Özellikle, karşımda altına etmek üzere olan bu adam, bunların hepsinin teker teker aklıma gelmesine yol açıyordu. Korku dolu gözleri ve canı için yalvarır bir halde bana bakması... Bu an için yıllarca beklemiştim. Tam 16 yıl beklemiştim. 9 yaşında bir kız çocuğu olarak görmüştü en son beni, kaçmadan önce son kez o mavi gözlerini göstererek kaçmıştı. Bu gün yine, 26 yaşımda o mavi gözler, katilin karşımda duruyordu. Tek fark, iki katil birbirimize bakıyorduk artık. Üstelik ben daha çok öfkeliydim.

"Ağzını açın, yalvarmasını görmek istiyorum." Dediğim hemen yapılmıştı. Her zaman yapılırdı. Ben Eden'dim. Annemin adının anlamının mutluluk olduğu ama onu gören herkesin anında korkutuğu kişiydim. Bu hikaye bir kahraman oluşumla alakalı değildi. Kesinlikle değildi. Ben kötülerin kazandığını anlamıştım. Ben o küçük kız olamazdım. Zaten artık masalları da sevmiyordum. Yalandı onlar. Sıcak masallardı.  Ben içimde ki tüm sıcaklığı kaybetmiştim zaten. Sevgiyi, huzuru, mutluluğu... Annem öldüğünde, cenazesinde üşümeye başlamıştım ben çünkü hiç kimse ben üşüyor muyum, kar bana geliyor mu ya da sıkı giyinmiş miyim diye kontrol etmemişti. O günden beri de hep üşüyordum zaten. Hiç ısınamamıştım. Ellerim hep buz gibi olurdu. Hep soğuk bakardım, konuşmazdım da. Yani karşımda ki adam yüzünden ben üşüyordum.

"Konuş. Beni tanıyor musun, kim olduğumu biliyor musun?" Karşımda ki adam başını hızlı bir şekilde sallanmıştı. Korkuyordu. Hemde çok çünkü herkes gibi o da biliyordu. Beni tanıyorsan, başın beladadır.
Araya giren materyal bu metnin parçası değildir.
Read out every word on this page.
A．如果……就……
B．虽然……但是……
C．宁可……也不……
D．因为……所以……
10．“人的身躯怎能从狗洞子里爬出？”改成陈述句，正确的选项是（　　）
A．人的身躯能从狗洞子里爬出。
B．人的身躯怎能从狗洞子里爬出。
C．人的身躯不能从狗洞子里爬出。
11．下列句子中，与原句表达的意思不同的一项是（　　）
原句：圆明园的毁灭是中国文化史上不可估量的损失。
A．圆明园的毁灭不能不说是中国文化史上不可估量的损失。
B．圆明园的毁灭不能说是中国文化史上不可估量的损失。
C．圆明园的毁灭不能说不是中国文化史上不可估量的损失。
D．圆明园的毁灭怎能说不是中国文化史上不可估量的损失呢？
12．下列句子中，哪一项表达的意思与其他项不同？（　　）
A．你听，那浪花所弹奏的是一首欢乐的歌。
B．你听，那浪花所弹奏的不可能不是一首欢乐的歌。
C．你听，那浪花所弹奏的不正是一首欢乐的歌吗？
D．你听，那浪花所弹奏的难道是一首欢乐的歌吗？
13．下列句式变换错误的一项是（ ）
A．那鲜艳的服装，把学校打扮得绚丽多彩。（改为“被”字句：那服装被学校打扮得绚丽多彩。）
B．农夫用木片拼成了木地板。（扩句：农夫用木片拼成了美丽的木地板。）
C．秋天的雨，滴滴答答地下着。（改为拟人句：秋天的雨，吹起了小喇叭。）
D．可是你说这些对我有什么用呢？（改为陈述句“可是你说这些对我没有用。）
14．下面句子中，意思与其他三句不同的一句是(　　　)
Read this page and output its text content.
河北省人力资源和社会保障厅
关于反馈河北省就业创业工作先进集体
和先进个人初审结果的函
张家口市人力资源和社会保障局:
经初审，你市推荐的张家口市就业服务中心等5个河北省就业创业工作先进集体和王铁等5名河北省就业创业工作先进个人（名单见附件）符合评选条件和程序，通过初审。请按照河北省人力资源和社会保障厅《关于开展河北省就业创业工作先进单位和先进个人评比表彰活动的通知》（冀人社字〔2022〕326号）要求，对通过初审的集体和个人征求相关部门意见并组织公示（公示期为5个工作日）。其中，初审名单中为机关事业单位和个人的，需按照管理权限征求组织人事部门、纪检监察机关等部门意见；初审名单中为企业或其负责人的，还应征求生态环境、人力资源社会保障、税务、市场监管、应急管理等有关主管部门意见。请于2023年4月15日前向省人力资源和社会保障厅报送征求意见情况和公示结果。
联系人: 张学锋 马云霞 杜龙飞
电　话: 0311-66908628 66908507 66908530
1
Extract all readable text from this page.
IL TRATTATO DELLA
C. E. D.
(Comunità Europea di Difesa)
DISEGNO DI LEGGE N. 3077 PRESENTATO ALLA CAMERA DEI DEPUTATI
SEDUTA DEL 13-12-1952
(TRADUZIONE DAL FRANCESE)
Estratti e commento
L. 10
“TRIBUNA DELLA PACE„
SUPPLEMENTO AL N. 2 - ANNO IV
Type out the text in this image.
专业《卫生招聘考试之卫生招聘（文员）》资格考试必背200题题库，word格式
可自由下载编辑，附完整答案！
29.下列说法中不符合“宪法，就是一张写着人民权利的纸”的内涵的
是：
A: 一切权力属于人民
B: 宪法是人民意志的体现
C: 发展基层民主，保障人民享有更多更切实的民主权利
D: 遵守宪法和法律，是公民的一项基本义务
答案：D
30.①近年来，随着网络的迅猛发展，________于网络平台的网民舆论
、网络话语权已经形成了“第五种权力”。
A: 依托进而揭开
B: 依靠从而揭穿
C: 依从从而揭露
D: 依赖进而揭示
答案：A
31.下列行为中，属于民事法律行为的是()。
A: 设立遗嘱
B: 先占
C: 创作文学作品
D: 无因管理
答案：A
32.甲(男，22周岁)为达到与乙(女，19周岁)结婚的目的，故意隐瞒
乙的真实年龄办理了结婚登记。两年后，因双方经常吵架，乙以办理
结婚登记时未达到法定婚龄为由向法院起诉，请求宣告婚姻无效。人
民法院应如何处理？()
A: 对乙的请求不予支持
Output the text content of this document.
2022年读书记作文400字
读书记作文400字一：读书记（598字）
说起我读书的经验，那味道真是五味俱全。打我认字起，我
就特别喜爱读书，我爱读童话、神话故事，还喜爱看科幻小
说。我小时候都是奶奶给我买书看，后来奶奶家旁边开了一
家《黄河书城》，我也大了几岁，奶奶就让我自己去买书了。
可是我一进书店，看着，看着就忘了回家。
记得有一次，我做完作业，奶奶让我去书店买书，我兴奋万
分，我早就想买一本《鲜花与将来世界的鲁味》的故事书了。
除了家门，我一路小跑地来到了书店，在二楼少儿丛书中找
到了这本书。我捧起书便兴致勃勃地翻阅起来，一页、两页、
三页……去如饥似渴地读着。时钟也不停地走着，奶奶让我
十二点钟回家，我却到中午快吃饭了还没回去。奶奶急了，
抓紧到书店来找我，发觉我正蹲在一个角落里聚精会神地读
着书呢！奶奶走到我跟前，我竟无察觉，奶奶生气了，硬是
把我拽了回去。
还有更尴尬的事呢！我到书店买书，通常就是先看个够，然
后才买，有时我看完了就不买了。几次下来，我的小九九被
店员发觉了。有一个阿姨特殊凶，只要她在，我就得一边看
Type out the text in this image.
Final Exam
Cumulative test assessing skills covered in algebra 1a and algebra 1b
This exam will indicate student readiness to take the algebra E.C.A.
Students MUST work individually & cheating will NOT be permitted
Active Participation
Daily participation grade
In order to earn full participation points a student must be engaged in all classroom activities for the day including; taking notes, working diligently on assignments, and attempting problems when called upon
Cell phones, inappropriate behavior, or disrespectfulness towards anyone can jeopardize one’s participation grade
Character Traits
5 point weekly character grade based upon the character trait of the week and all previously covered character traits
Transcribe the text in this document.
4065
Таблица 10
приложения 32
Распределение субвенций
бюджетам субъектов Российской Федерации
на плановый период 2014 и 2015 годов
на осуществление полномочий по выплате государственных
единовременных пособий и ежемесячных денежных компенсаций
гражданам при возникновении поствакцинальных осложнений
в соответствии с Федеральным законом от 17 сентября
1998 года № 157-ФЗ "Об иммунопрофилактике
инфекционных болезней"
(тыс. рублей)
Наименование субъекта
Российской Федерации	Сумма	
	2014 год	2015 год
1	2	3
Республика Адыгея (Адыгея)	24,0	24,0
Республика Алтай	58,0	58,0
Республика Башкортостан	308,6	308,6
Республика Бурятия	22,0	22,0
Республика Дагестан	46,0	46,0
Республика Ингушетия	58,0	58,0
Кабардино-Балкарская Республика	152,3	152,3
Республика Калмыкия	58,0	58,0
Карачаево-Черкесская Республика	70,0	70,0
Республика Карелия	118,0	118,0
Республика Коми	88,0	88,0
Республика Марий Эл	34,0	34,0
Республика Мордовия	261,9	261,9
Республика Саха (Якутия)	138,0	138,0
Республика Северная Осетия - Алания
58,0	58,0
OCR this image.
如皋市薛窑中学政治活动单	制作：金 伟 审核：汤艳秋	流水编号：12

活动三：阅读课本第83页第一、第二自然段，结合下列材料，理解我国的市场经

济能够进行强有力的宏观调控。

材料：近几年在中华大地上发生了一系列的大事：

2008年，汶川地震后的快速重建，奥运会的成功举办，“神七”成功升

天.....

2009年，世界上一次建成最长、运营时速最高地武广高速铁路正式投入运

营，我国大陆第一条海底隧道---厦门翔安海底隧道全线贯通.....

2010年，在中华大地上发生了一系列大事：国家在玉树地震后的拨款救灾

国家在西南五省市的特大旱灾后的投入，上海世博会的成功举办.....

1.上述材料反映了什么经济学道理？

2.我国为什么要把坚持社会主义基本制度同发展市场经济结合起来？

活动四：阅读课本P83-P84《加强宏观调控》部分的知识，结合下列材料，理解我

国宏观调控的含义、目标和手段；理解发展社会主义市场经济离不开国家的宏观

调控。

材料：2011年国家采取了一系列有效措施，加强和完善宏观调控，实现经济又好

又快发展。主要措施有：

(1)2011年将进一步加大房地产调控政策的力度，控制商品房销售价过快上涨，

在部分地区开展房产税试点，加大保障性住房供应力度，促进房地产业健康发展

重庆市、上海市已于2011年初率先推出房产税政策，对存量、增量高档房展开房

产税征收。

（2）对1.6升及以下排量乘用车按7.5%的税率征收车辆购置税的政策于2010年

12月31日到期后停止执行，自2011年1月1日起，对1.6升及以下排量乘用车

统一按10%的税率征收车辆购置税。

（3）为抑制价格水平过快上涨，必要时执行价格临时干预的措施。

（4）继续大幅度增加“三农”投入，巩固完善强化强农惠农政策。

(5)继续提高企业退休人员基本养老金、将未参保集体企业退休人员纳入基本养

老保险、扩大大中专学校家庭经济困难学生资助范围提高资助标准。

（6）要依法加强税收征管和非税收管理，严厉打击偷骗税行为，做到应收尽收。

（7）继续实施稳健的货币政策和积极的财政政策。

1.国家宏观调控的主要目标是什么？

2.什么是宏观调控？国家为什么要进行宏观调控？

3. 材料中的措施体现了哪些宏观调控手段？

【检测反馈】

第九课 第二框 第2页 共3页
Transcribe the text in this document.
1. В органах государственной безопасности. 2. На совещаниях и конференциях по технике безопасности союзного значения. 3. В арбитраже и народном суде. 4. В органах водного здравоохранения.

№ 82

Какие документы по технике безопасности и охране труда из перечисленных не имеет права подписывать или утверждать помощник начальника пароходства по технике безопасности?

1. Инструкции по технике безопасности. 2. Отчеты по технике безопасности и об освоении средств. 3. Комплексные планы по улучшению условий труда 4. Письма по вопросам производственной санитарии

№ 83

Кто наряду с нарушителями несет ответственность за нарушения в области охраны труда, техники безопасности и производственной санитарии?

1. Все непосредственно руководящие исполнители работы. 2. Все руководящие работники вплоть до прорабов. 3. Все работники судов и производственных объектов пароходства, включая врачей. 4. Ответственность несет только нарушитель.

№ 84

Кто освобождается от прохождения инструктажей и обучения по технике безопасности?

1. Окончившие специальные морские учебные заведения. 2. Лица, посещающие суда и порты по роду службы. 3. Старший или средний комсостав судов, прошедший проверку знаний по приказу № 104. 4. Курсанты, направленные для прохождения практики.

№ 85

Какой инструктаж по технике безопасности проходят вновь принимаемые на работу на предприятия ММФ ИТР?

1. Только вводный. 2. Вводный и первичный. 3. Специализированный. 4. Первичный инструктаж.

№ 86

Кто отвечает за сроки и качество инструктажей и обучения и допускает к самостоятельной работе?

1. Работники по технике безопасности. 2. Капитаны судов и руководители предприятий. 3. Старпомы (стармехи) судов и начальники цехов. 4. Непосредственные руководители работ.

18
"Evet! Evet tanıyorum Eden'sin haberlerde gördüm. Ama neden buradayım bilmiyorum, naptıysam özür dilerim gerçekten özür dilerim. Bir daha olmayacak!" Yüzüme bir gülümseme yerleştirdim. Onun bukle olan saçlarının bir tutamında elimi gezdirdim.

"Aslında seni 6 yıl önce bulmuştum. Ama o zamanlar bir kızın vardı. Üniversiteye gidiyordu. Onun ilk önce bir işe girmesini bekledim biliyor musun? Hatta ona işi ben verdim. Bir gün harika bir doktor olacak ama sen bunu göremeyeceksin!" Sinirlenmeye başlamıştı, kızının zayıf noktası olduğunu biliyordum. Bunca yıl kızının etrafındaydım. Onun etrafındaydım. Bu güne kadar yaptığım her şeyi güçlü olmak için yapmıştım. Onu öldürmek için.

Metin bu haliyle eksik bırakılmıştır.